1. Greedy choice property
This involves making the choice that seems the most appropriate at the time and then solving the subproblems that surface later. The choice made by a greedy algorithm could depend on choices made up to that point, but it will not depend on future choices or on all the solutions to the subproblem.
The algorithm iteratively makes greedy choice after greedy choice, thus shrinking each given problem into a smaller one. Basically, as mentioned earlier, a greedy algorithm will never reconsider its choices.
This is the biggest way in which it is different from dynamic programming which happens to be exhaustive and will definitely find the solution. After each stage, dynamic programming makes decisions based on all the decisions that were taken in the previous stage and it might reconsider the previous stage's algorithmic path to the solution.
2. Optimal substructure
A problem has an optimal substructure in a case where an optimal solution to the problem contains optimal solutions to the sub-problems. This implies that it is possible to solve subproblems and build up the solutions to solve larger problems.
What are the characteristics of greedy algorithm?
The characteristics of greedy algorithm are:
- An ordered list of resources (like profit, cost, value, etc.) exists. They quantify constraints on a system.
- The greedy approach takes the maximum of all the resources (like the maximum profit, maximum cost, maximum value, etc.).
As an example, in the fractional knapsack problem, the maximum value or weight is taken first according to the capacity that is available.
Where can you use a greedy algorithm?
Greedy algorithms can be used to find optimal solutions in problems like Activity selection, Fractional Knapsack, Job Sequencing, and Huffman Coding. It can also be used to find ‘close to optimal’ solutions in N-P Hard problems like the Traveling Salesman Problem (TSP).
Here are some reasons why you would want to use the greedy approach:
- This approach has some tradeoffs associated with it which could make it suitable for optimization.
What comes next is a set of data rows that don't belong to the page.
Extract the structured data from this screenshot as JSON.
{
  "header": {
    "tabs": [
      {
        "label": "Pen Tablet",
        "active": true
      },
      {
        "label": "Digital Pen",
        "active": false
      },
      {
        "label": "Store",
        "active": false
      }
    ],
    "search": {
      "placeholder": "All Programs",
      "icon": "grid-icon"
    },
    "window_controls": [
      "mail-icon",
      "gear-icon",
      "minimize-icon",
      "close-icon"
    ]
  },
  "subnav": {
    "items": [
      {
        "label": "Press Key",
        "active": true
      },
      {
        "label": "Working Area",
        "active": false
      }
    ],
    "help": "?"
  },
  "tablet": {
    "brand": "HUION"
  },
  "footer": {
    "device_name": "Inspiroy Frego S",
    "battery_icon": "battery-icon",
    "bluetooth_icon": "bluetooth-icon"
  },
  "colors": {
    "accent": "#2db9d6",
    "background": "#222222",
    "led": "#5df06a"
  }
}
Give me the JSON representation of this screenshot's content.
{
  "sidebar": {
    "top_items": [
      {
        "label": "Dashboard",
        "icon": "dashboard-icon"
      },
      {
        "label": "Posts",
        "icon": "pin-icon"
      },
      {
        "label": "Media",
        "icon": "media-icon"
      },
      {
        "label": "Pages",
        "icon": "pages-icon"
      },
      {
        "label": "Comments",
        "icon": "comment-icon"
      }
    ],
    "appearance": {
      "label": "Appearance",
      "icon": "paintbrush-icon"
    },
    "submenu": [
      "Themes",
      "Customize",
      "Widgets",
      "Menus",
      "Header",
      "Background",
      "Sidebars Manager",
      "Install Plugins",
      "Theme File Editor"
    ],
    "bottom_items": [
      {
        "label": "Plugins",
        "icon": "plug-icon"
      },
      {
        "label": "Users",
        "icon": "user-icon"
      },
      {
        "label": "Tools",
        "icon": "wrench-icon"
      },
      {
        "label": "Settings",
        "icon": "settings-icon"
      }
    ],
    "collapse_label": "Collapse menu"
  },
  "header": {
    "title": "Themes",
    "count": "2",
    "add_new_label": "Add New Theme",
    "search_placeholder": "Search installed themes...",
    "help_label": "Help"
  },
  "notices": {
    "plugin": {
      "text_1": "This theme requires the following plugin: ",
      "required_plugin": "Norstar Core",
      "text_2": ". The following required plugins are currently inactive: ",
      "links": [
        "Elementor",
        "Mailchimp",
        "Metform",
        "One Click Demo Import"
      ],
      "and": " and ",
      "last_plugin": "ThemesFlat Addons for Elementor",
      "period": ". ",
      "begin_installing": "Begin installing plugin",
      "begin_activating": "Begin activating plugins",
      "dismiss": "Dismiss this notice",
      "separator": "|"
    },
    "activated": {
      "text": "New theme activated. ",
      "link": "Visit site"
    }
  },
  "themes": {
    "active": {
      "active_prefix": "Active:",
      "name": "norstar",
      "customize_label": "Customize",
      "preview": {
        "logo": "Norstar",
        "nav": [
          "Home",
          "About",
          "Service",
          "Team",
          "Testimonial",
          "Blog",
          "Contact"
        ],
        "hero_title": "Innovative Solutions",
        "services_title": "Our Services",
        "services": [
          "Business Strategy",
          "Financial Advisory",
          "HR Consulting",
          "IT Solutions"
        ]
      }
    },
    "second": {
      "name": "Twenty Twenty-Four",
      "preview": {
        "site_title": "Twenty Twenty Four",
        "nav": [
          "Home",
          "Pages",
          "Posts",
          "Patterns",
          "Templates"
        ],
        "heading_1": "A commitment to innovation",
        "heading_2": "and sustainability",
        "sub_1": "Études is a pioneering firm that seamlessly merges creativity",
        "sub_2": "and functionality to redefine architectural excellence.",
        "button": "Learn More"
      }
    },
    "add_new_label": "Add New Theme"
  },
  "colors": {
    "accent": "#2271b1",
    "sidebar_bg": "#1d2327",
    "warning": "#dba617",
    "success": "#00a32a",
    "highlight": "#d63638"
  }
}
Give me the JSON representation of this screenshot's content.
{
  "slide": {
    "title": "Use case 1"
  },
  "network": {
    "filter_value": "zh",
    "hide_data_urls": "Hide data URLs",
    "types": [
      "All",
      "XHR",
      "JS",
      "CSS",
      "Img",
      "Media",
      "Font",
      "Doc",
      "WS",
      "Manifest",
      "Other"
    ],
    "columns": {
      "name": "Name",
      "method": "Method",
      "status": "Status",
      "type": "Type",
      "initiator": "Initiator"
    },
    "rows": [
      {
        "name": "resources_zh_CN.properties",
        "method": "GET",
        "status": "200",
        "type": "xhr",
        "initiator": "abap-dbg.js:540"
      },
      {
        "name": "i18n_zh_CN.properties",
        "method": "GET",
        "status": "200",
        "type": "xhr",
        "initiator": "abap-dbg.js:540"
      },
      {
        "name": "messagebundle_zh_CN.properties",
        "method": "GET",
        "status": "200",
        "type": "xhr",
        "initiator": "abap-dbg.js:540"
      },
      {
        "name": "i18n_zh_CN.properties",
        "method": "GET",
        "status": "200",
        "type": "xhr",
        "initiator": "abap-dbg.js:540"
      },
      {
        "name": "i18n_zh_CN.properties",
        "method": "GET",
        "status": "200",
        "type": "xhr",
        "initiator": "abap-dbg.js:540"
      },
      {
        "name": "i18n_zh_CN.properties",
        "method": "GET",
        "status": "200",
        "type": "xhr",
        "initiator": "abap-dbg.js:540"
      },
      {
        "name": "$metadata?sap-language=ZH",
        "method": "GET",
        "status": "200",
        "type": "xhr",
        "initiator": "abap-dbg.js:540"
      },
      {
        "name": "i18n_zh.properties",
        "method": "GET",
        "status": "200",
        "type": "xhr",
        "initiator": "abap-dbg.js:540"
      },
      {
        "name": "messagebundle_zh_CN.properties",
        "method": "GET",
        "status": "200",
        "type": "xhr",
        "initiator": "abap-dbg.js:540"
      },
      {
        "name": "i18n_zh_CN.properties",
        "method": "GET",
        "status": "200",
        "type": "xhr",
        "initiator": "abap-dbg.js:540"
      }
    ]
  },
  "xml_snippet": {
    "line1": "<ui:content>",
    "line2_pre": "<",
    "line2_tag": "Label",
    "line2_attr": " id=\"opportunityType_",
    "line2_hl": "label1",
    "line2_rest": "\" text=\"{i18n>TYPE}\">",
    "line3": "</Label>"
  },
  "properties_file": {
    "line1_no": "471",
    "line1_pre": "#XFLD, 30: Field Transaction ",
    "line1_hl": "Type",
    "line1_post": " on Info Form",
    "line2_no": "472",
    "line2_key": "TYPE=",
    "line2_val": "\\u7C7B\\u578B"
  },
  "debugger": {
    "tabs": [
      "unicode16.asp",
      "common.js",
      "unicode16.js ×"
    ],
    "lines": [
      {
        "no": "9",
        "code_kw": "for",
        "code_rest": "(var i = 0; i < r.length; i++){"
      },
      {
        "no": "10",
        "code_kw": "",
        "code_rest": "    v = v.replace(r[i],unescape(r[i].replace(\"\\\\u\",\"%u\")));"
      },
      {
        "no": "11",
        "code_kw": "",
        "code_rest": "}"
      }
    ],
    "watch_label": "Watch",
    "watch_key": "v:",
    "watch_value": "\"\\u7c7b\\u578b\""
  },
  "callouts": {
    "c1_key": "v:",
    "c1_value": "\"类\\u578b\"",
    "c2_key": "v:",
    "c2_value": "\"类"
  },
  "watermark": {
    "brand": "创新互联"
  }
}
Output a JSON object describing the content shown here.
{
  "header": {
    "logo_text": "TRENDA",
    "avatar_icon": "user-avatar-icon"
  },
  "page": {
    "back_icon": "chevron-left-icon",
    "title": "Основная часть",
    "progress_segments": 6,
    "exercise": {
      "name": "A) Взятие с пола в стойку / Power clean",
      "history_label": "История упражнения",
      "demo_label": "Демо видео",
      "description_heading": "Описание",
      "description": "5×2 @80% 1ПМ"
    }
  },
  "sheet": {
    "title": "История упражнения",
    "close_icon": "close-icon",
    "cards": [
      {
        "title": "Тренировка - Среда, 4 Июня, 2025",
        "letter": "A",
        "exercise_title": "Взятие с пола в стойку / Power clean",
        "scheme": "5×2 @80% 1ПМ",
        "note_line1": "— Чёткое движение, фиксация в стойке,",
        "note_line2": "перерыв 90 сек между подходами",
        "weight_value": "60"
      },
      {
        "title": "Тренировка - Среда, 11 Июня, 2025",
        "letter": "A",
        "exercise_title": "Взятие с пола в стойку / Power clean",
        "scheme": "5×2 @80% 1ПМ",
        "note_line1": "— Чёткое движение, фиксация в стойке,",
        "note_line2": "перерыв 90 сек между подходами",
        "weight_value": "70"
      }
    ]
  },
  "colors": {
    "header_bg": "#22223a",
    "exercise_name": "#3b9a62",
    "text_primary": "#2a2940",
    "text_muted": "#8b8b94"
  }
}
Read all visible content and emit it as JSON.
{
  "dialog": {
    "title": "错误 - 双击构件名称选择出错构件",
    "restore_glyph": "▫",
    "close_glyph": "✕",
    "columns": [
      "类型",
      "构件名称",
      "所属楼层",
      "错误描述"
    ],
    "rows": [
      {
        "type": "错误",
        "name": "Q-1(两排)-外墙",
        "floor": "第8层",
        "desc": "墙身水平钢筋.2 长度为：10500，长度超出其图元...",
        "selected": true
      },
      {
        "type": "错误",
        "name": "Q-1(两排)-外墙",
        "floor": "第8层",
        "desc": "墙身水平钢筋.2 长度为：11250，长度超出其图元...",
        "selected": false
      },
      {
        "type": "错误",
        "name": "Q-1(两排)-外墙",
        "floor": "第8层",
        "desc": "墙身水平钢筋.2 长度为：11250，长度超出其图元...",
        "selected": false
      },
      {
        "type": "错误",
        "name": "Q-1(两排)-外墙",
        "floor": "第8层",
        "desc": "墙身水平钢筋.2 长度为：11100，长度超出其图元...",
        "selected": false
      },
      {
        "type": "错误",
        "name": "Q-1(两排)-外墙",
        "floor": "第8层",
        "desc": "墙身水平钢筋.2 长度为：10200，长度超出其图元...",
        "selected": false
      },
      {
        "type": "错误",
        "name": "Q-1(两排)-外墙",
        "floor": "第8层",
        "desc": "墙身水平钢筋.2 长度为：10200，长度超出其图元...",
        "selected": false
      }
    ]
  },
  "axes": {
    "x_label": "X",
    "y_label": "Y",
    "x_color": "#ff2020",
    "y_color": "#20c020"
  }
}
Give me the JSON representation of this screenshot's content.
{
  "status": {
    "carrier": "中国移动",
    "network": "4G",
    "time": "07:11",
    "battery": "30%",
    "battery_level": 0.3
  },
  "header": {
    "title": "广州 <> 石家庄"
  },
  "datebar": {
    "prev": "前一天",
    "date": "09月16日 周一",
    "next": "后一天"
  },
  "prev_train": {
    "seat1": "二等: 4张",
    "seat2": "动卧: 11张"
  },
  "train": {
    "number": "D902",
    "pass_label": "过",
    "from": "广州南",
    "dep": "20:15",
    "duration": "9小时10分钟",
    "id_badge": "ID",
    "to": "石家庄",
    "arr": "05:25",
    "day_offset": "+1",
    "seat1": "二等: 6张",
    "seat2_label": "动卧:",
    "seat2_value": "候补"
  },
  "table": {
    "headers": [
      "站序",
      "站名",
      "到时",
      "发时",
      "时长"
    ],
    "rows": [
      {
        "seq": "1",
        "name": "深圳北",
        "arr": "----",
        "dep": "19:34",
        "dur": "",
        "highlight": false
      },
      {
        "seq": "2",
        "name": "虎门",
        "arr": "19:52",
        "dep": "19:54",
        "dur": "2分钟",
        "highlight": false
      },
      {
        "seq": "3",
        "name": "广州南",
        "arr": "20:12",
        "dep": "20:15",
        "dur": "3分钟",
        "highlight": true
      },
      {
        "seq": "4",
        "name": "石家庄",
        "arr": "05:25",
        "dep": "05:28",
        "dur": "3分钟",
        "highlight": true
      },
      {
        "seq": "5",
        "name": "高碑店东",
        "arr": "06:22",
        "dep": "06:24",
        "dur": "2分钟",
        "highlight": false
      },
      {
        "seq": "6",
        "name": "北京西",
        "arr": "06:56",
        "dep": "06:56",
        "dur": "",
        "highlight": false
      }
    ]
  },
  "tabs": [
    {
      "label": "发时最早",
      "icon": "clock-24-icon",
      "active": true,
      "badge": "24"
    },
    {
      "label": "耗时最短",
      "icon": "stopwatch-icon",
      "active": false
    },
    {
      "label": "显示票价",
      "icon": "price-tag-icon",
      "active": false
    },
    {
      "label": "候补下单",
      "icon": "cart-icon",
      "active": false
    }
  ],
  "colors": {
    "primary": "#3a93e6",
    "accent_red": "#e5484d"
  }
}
- The greedy approach can be used to find the most feasible solution immediately. For example, in the activity selection problem, if more activities can be carried out before finishing performing the current activity, these activities can be performed in a simultaneous fashion.
- It lets you divide a problem recursively based on a condition, without any need to combine all the solutions.
What are the advantages of greedy algorithms?
The most significant advantages of using greedy algorithms are:
- The implementation of greedy algorithms tends to be rather easy.
- Such algorithms generally have a smaller amount of time complexities.
- They can be used for the purpose of optimization or, in the case of NP-Hard problems, to find solutions that are close to being an optimal solution.
What are the disadvantages of greedy algorithms?
The biggest drawback involved with making use of greedy algorithms is that it is very possible that the local optimal solution might not always be the global optimal solution.
How can you prove that a greedy algorithm is optimal?
There are two ways to prove that a greedy algorithm is optimal. They are:
- ‘Greedy stays ahead’ arguments
- Exchange arguments
1. ‘Greedy stays ahead’ arguments
Using a ‘Greedy stays ahead’ argument is one of the simplest methods to prove that a greedy algorithm is correct. It shows that according to some measure, the greedy algorithm always is at least as far ahead as the optimal solution during each iteration of the algorithm. This fact can be used to prove that the greedy algorithm is optimal.
2. Exchange Arguments
This is a rather versatile technique. It essentially shows you that it is possible for you to iteratively transform any optimal solution into the solution produced by the greedy algorithm without making any change to the cost of the optimal solution, thus proving that the greedy solution is optimal.